El populismo que desfigura las capacidades representativas de la democracia se nutre de esta pulsión: las fuerzas globales son una amenaza, por consiguiente, hay que disparar los resortes psicológicos para refugiarse en lo “propio” contra lo “ajeno” en un perverso movimiento centrípeto desde la nación hasta al orden local y familiar, étnico y de otras microformas singulares. Postular el cosmopolitismo global les parece hoy a las buenas conciencias de las militancias bucólicas un demonio a exorcizar con conjuros identitarios, como los que exudan las contrarreformas de la 4t. Reclamar derechos globales realizables dentro del orden democrático parece extraño y desproporcionado, como una embarcación de Greenpeace persiguiendo un ballenero o una capitana defendiendo migrantes en el Mar Mediterráneo. Al aceptar el tumulto nacionalista es mejor, entonces, asaltar el Capitolio, refundirse en una selva o brincar como bufón en el Foro de Sao Paulo a ritmo de batucada. Claro que estas últimas tres “opciones” no son iguales, pero abrevan en un fondo común: la regresión como ideal de progreso, la nostalgia de pasados remotos como motor de aspiraciones estériles.

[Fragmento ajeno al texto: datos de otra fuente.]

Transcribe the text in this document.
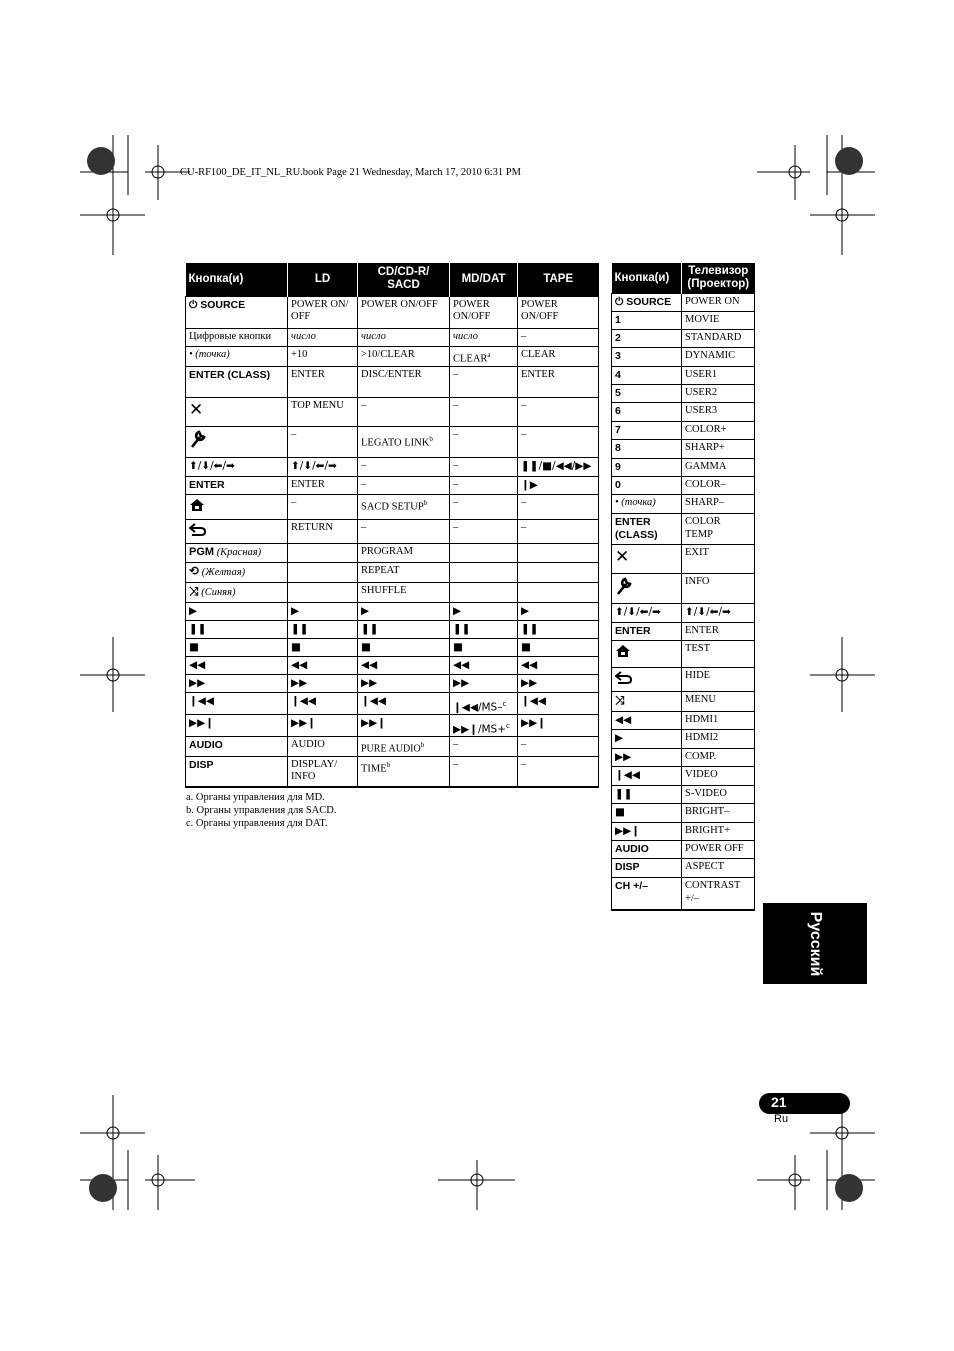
CU-RF100_DE_IT_NL_RU.book Page 21 Wednesday, March 17, 2010 6:31 PM
Кнопка(и)	LD	CD/CD-R/ SACD	MD/DAT	TAPE
⏻ SOURCE	POWER ON/ OFF	POWER ON/OFF	POWER ON/OFF	POWER ON/OFF
Цифровые кнопки	число	число	число	–
• (точка)	+10	>10/CLEAR	CLEAR$^a$	CLEAR
ENTER (CLASS)	ENTER	DISC/ENTER	–	ENTER
✕	TOP MENU	–	–	–
	–	LEGATO LINK$^b$	–	–
⬆/⬇/⬅/➡	⬆/⬇/⬅/➡	–	–	❚❚/■/◀◀/▶▶
ENTER	ENTER	–	–	❙▶
	–	SACD SETUP$^b$	–	–
	RETURN	–	–	–
PGM (Красная)		PROGRAM		
⟲ (Желтая)		REPEAT		
⤨ (Синяя)		SHUFFLE		
▶	▶	▶	▶	▶
❚❚	❚❚	❚❚	❚❚	❚❚
■	■	■	■	■
◀◀	◀◀	◀◀	◀◀	◀◀
▶▶	▶▶	▶▶	▶▶	▶▶
❙◀◀	❙◀◀	❙◀◀	❙◀◀/MS–$^c$	❙◀◀
▶▶❙	▶▶❙	▶▶❙	▶▶❙/MS+$^c$	▶▶❙
AUDIO	AUDIO	PURE AUDIO$^b$	–	–
DISP	DISPLAY/ INFO	TIME$^b$	–	–
a. Органы управления для MD.
b. Органы управления для SACD.
c. Органы управления для DAT.
Кнопка(и)	Телевизор (Проектор)
⏻ SOURCE	POWER ON
1	MOVIE
2	STANDARD
3	DYNAMIC
4	USER1
5	USER2
6	USER3
7	COLOR+
8	SHARP+
9	GAMMA
0	COLOR–
• (точка)	SHARP–
ENTER (CLASS)	COLOR TEMP
✕	EXIT
	INFO
⬆/⬇/⬅/➡	⬆/⬇/⬅/➡
ENTER	ENTER
	TEST
	HIDE
⤨	MENU
◀◀	HDMI1
▶	HDMI2
▶▶	COMP.
❙◀◀	VIDEO
❚❚	S-VIDEO
■	BRIGHT–
▶▶❙	BRIGHT+
AUDIO	POWER OFF
DISP	ASPECT
CH +/–	CONTRAST +/–
Русский
21
Ru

No existe propiamente un dominio internacional con capacidad estatal que reclame para sí la competencia para la solución de problemas mediante la aplicación compulsiva de normas legítimas (con el “monopolio de la violencia legítima”). Ese espacio global que algunos han llamado “postpolítico”. Esa tierra de nadie está ahí para ser conquistada y reclama una ciudadanía cosmopolita. Demanda inventar derechos de intervención en las decisiones globales (de energía, migración, alimentación, de comunicación digital y salud), exige conseguir el derecho a elegir representantes —y plataformas políticas— a los organismos internacionales, fortalecer organizaciones civiles transnacionales —sí, así como lo hacen las grandes empresas— y crear otras que se movilicen en los espacios de la pospolítica para introducirles la política del reclamo de justicia, o como se le quiera llamar a esa acción que trascienda fronteras. No se puede transitar en esa dirección con el equipaje de los viejos relatos, genealogías o lenguajes nacionales que venden los populismos; se requiere de un nuevo mestizaje, del atrevimiento a comunicarse políticamente con esos “otros” que no son nosotros para intervenir en una esfera que nos pertenece a todos y en la que solamente los más poderosos pueden habitar hoy en día. Al igual que con el derecho de ciudadanía en el espacio nacional, la inclusión demográfica será lenta, pero no imposible. Sin embargo, más lenta será si las miradas se clavan en un pasado irreproducible.
Ni el anticapitalismo ramplón, ni el regreso al nacionalismo de Estado —ambos van hoy de la mano— son opciones de futuro. El primero desconoce el más elemental aserto de su progenie: no hay cambio histórico sino por la transformación de los engranes de un sistema histórico (Marx). El segundo es aún más pedestre, no es más que un viejo bulbo que se aferra a ser iluminado por una pila de carbón. Con el populismo ciertamente no llegó “la imaginación al poder”.